The total dataset is made of 46 pictures, and the training has been done on runawayml 1.5 and the new VAE. I used EveryDream to do the training, using full caption on the pictures with almost no recurring word outside the main concept, so that no additionnal regularisation was needed. Out of e0 to e11 epochs, e8 was selected as the best application of style while not overtraining. Prior preservation was constated as good. A total of 9 epochs of 40 repeats with a learning rate of 1e-6.
The token "Mosaic Art" will bring in the new concept, trained as a style.
The recommended sampling is k_Euler_a or DPM++ 2M Karras on 20 steps, CFGS 7.5 .
Mosaic Art is a highly specialized Image generation AI Model of type Safetensors / Checkpoint AI Model created by AI community user guizmus. Derived from the powerful Stable Diffusion (SD 1.5) model, Mosaic Art has undergone an extensive fine-tuning process, leveraging the power of a dataset consisting of images generated by other AI models or user-contributed data. This fine-tuning process ensures that Mosaic Art is capable of generating images that are highly relevant to the specific use-cases it was designed for, such as style.
With a rating of 4 and over 2 ratings, Mosaic Art is a popular choice among users for generating high-quality images from text prompts.
Yes! You can download the latest version of Mosaic Art from here.
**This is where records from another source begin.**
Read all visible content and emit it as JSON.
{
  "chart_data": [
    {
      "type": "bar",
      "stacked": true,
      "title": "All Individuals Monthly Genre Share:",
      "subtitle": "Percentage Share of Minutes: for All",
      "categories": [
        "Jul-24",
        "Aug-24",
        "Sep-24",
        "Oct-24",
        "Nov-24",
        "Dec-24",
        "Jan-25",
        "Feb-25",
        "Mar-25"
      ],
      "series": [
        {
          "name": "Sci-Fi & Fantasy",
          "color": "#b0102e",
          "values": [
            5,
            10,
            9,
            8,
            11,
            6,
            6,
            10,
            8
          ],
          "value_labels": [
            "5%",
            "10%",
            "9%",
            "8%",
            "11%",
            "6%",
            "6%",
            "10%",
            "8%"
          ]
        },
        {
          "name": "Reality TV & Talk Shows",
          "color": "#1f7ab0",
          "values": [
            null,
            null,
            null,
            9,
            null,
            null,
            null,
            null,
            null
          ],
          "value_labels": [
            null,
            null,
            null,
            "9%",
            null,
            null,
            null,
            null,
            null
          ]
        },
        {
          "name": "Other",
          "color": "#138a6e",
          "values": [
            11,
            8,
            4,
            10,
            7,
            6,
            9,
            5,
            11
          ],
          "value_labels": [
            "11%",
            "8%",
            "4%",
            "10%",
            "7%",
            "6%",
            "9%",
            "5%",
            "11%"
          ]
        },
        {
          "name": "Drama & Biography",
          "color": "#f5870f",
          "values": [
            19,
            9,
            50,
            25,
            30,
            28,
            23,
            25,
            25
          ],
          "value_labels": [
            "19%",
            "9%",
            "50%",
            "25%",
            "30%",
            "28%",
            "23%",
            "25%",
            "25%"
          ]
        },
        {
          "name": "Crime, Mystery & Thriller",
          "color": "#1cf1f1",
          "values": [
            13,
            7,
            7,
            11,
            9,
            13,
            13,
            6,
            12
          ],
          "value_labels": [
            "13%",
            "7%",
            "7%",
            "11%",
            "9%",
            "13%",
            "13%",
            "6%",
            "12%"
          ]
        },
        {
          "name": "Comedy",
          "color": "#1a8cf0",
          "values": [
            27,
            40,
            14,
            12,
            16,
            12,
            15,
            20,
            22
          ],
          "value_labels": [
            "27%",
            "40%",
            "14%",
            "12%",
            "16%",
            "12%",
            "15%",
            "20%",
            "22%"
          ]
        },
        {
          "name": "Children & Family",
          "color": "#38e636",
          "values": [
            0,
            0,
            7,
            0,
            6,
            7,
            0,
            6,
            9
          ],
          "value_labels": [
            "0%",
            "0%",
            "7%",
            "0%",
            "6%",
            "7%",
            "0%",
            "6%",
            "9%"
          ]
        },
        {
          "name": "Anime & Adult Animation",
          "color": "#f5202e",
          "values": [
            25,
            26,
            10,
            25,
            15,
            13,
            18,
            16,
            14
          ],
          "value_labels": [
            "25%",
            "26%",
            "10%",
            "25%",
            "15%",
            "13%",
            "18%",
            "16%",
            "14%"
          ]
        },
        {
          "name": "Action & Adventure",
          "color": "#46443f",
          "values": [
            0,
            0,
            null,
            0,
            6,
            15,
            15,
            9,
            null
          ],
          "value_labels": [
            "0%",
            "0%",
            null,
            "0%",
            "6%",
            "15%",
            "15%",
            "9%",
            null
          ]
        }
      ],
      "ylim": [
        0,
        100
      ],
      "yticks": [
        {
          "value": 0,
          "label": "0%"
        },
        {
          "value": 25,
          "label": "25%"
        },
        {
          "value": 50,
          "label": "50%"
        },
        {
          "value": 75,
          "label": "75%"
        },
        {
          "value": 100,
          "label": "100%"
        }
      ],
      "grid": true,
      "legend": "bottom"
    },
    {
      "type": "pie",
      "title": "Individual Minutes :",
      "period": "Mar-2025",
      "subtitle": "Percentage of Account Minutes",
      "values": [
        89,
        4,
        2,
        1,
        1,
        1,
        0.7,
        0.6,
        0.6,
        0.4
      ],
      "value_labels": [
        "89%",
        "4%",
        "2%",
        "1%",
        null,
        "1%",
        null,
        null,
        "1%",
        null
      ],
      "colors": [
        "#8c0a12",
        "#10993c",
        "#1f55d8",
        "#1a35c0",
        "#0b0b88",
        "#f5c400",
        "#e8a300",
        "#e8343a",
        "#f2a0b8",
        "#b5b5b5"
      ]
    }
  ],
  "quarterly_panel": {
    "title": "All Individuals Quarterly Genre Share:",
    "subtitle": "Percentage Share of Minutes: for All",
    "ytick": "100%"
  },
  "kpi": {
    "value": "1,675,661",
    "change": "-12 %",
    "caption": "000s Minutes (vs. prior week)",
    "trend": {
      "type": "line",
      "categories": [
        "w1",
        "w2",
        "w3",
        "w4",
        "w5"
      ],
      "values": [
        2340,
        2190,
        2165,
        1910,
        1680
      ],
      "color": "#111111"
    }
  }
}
To use Mosaic Art, download the model checkpoint file and set up an UI for running Stable Diffusion models (for example, AUTOMATIC1111). Then, provide the model with a detailed text prompt to generate an image. Experiment with different prompts and settings to achieve the desired results. If this sounds a bit complicated, check out our initial guide to Stable Diffusion – it might be of help. And if you really want to dive deep into AI image generation and understand how set up AUTOMATIC1111 to use Safetensors / Checkpoint AI Models like Mosaic Art, check out our crash course in AI image generation.
The total dataset is made of 46 pictures. V2 was trained on Stable diffusion 2.1 768. I used StableTuner to do the training, using full caption on the pictures with almost no recurring word outside the main concept. 6 epochs of 40 repeats on LR 1e-6 were used, with prior preservation.